Golf Club Managers' Association
- Established: 1933
- Type: Professional association
- Headquarters: Bristol and Clifton Golf Club, Bristol, England
- Region served: United Kingdom
- Services: Professional Development, Education
- Membership: 2,000

= Golf Club Managers' Association =

The Golf Club Managers' Association, or GCMA (formerly the Association of Golf Club Secretaries) is a UK professional association for secretaries, managers, or owners of golf courses. The organisation was headquartered in Weston-super-Mare, Somerset, from 1999 until 2014, when it moved to Bristol and Clifton Golf Club.

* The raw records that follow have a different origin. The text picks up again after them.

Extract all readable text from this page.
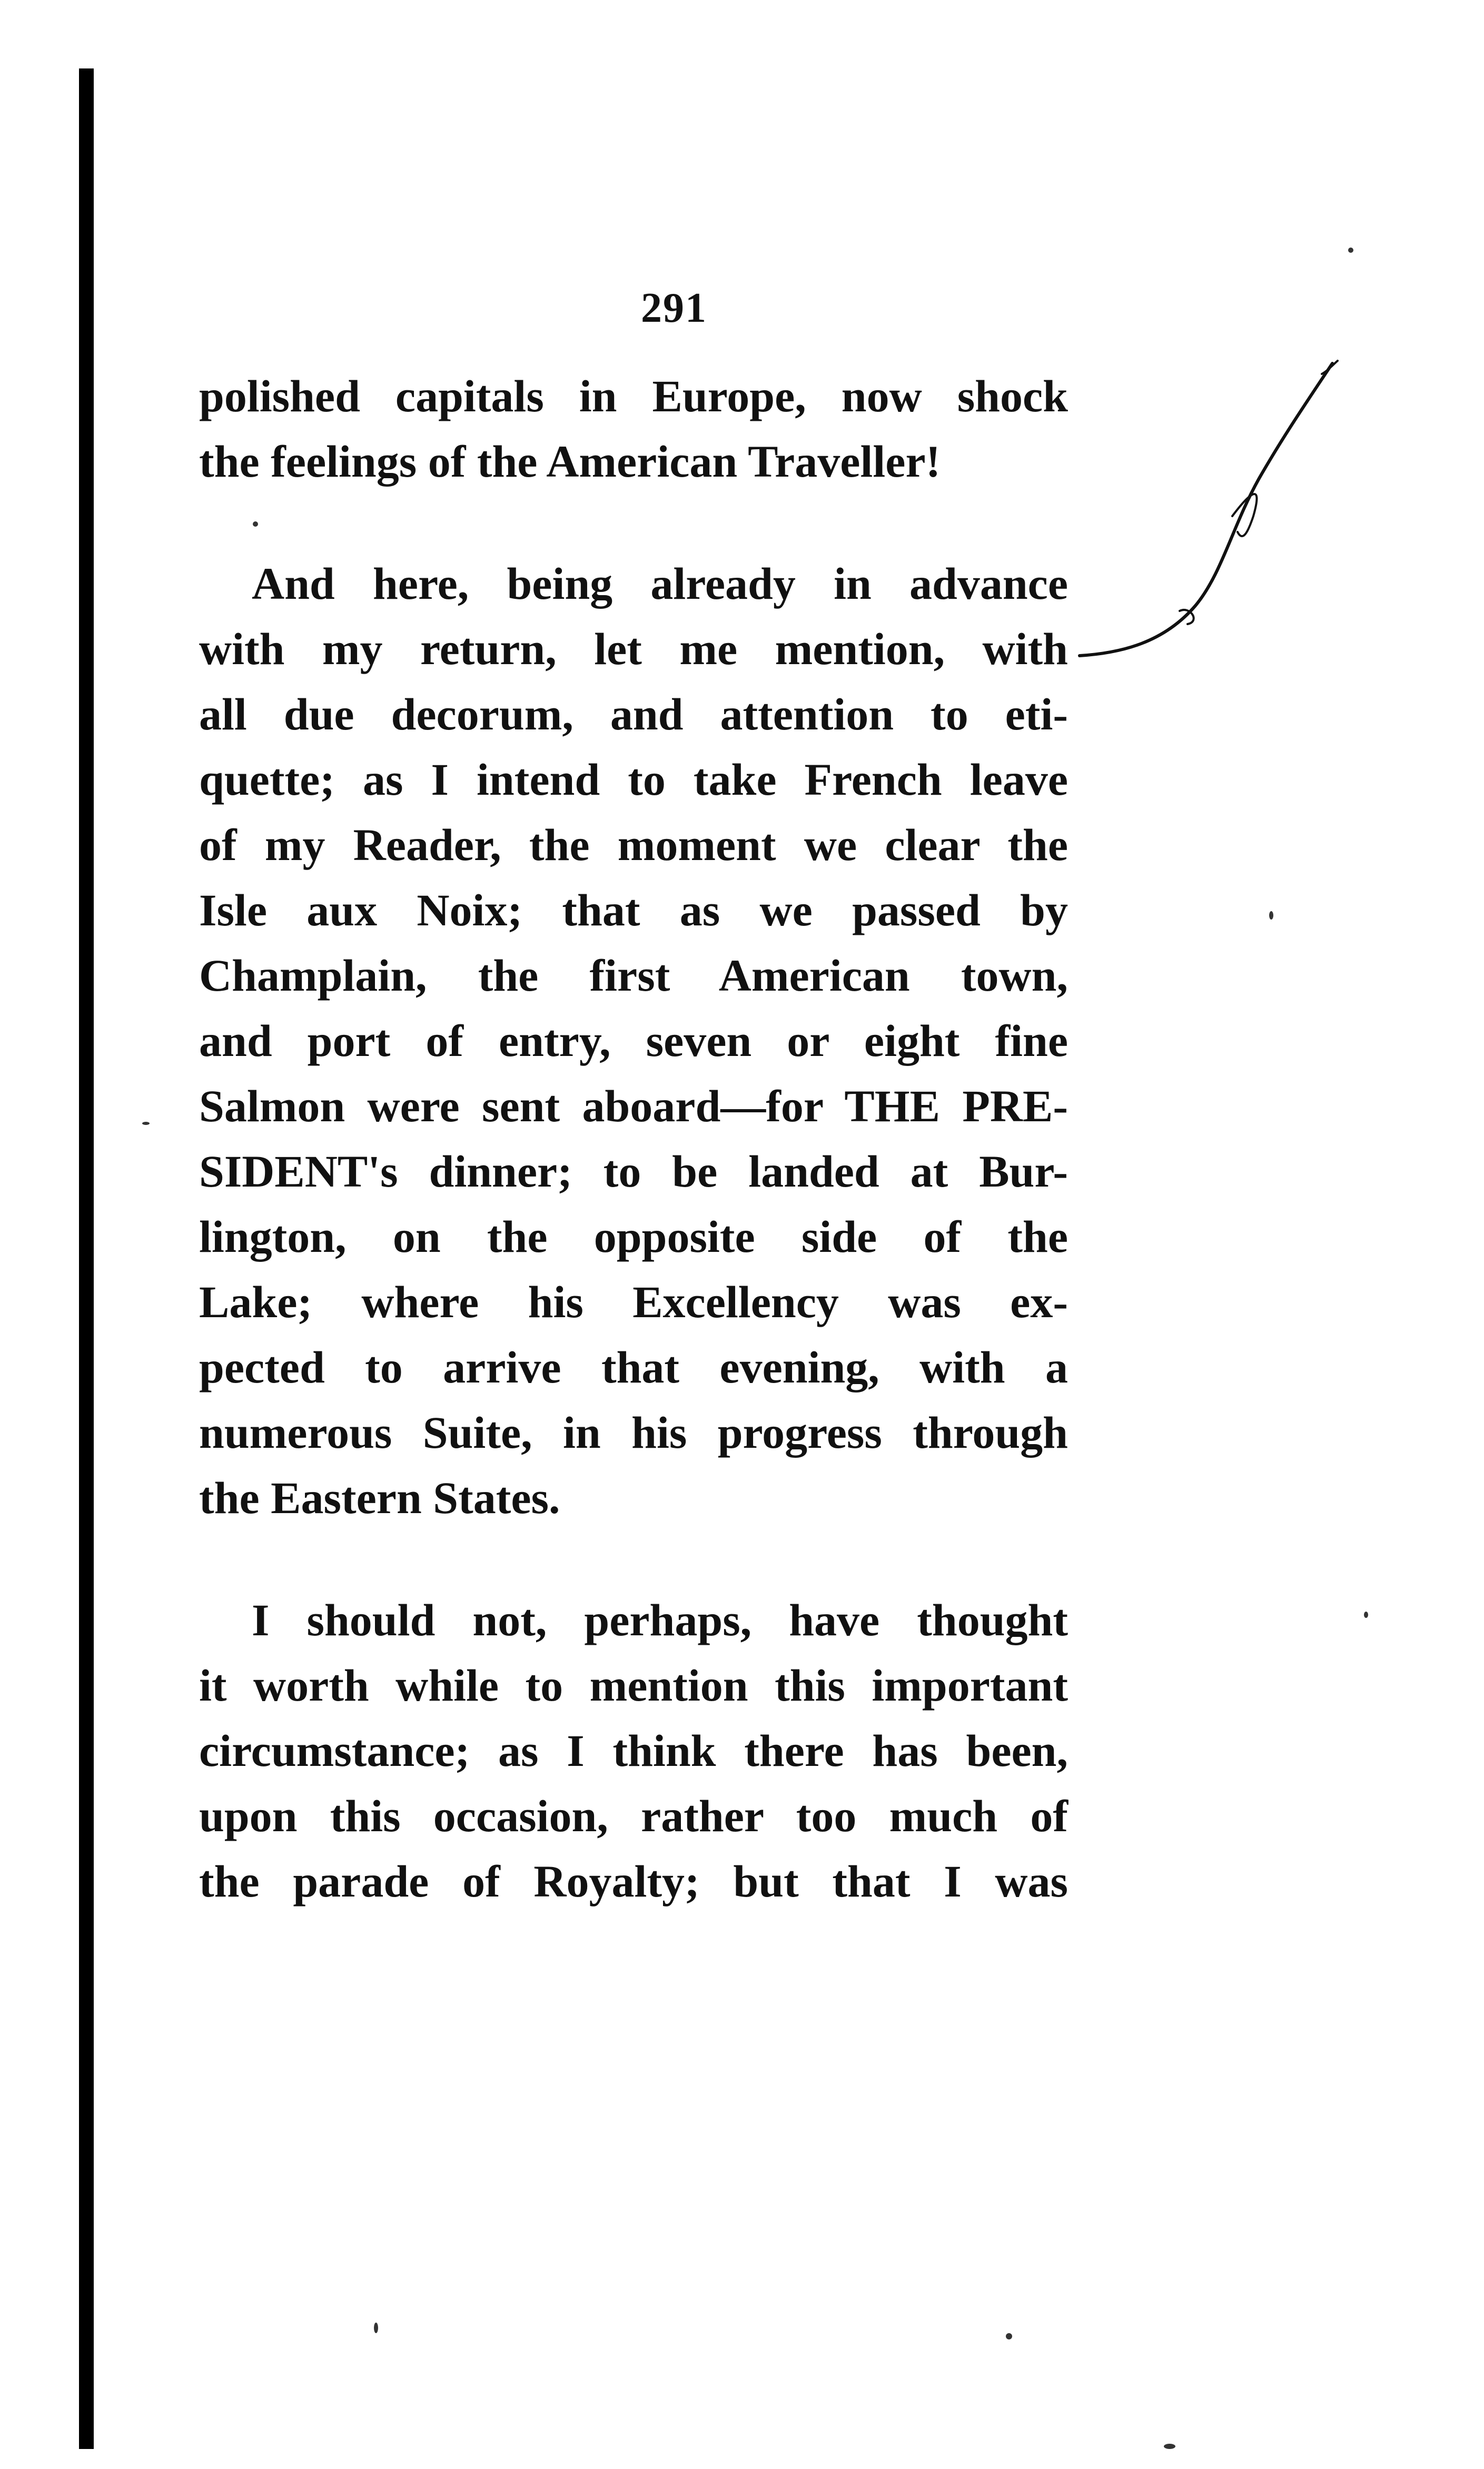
291
polished capitals in Europe, now shock
the feelings of the American Traveller!
And here, being already in advance
with my return, let me mention, with
all due decorum, and attention to eti-
quette; as I intend to take French leave
of my Reader, the moment we clear the
Isle aux Noix; that as we passed by
Champlain, the first American town,
and port of entry, seven or eight fine
Salmon were sent aboard—for THE PRE-
SIDENT's dinner; to be landed at Bur-
lington, on the opposite side of the
Lake; where his Excellency was ex-
pected to arrive that evening, with a
numerous Suite, in his progress through
the Eastern States.
I should not, perhaps, have thought
it worth while to mention this important
circumstance; as I think there has been,
upon this occasion, rather too much of
the parade of Royalty; but that I was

The association was formed in 1933. Its core activities include networking and professional development. The association participates in joint educational ventures with other organizations, including an online training course in association with Buckinghamshire New University and a joint Safety Management System in association with the British and International Golf Greenkeepers Association, or BIGGA. The Safety Management System is designed to standardize health and safety programmes throughout the member golf courses of both organizations.

==Magazine==
The association produces a magazine and website published by Union Press for the benefit of its membership. Originally called Course and Club House, the magazine - after Golf Monthly and PGA Magazine, the world's third oldest golf magazine still in circulation - began quarterly publication in 1935. The first issue contained an article by then-AGCS President Bernard Darwin, grandson of naturalist Charles Darwin. In 1967, the magazine's name was changed to Golf Management, which later became Golf Club Management in 1975. The magazine moved from a quarterly format to the current monthly publication schedule in January 1988. Golf Club Management supplements coverage of the industry with regular articles from experts in the field.